Thang’s findings have been widely applied, with many of her ideas proving highly effective.
She has published more than 100 scientific articles in prestigious international and national journals and was honoured with the Kovalevskaya Award in 2022 for her outstanding achievements in scientific research.
| Prof. Dr. Le Minh Thang (second, right) with her students at a lab at the Institute of Chemical Engineering at Hanoi University of Science and Technology. (Photo: VNA)
In 2009, Thang led a team of scientists on a four-year research project on developing a catalytic converter to reduce motorcycle emissions.
“Catalytic converters for the treatment of exhaust from internal combustion engines have been studied for a long time and widely applied. However, these parts are made from palladium and platinum. The rare and expensive metals are not suitable for application in Vietnam due to their high cost,” she said.
“Therefore, my research team and I set out to create a catalytic converter from a mixture of transition metal oxides to replace precious metals. This is much cheaper and easily applied in developing countries such as Vietnam,” she said.
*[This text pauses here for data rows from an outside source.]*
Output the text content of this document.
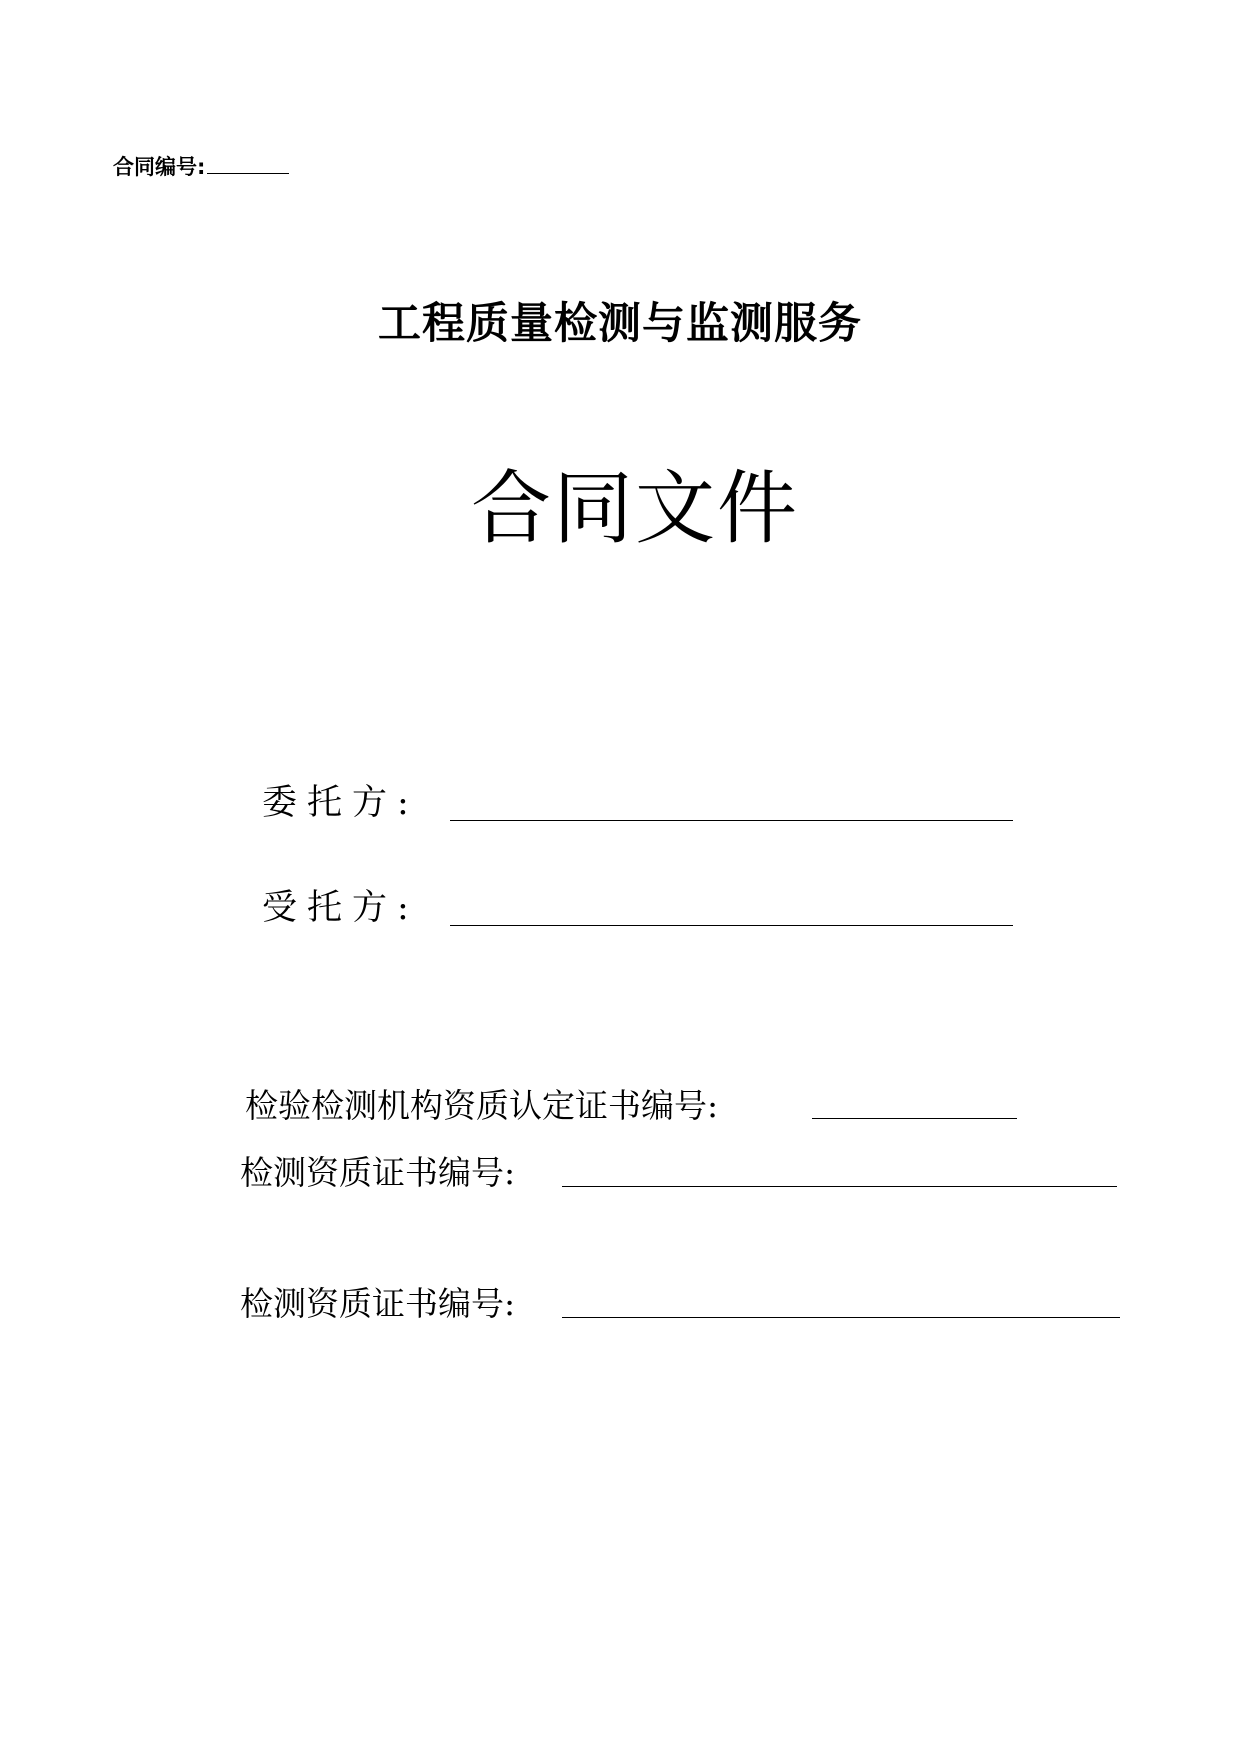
合同编号:
工程质量检测与监测服务
合同文件
委托方:
受托方:
检验检测机构资质认定证书编号:
检测资质证书编号:
检测资质证书编号:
This converter is much cheaper and has the same efficiency as other commercial products. The catalytic converter has been used for Vespa scooters and was tested for efficiency by Vietnam Register.
The scientist has undertaken other research on the treatment of exhaust gases of fuel combustion, the selective oxidation of propylene/propane from natural gas, and photocatalytic treatment of organic compounds and heavy metals in wastewater.
In 2021, Thang was one of three Vietnamese female scientists who won the Hitachi Global Foundation Asia Innovation Award for the project on catalytic converters from transition metal oxide and technology of exhaust gas and wastewater treatment to protect life on land and in water.
“This research work has provided a cost-effective solution to deal with environmental pollutants. The converter can reduce pollutant emissions by more than 90 per cent while it is stable under extreme conditions and has a long service life,” she said.
“We have initially commercialised the product with a number of industrial plants that use fuel-burning processes,” she added.
After graduating from the Institute of Chemical Engineering at Hanoi University of Science and Technology in 1997, Thang worked as a lecturer.
In 1999, she obtained a master's degree and was selected to continue her doctoral studies at Ghent University in Belgium from 2000 to 2005.
Returning to Vietnam in early 2005, she continued her research on petrochemical catalysis with many research projects at home and abroad.
Thang was the youngest female Associate Professor in Vietnam in 2009 and was recognised with the title of Professor in 2019.
There are many factors behind her success, including her family, workplace, and luck, the scientist said.
“But the most important thing is persistence in scientific research and the foundational knowledge that has been accumulated during the process of serious study,” Thang said.
Moreover, it entails the training in techniques and problem-solving approaches.
Thang said she had experienced many failures. However, she kept telling herself to go ahead.
“Just keep going, you will find a way out,” she said.
Promoting women in science
Thang said women have the ability to do any job, even jobs that are thought to be suitable for men.
“There’re no boundaries for women in science. Women can do any job as long as they have enough love and passion for it,” she said.
Thang is the President of the Women's Intellectuals Association of Hanoi University of Science and Technology. She always encourages young female lecturers and students to develop their own careers. There are fewer women in engineering professions, but she believes that women can have the same professional capacity or even better than men.
“I hope female scientists are given more conditions to do their jobs. I hope there will be more policies to promote women's participation in science, so that they can develop their talents to the fullest,” she said./.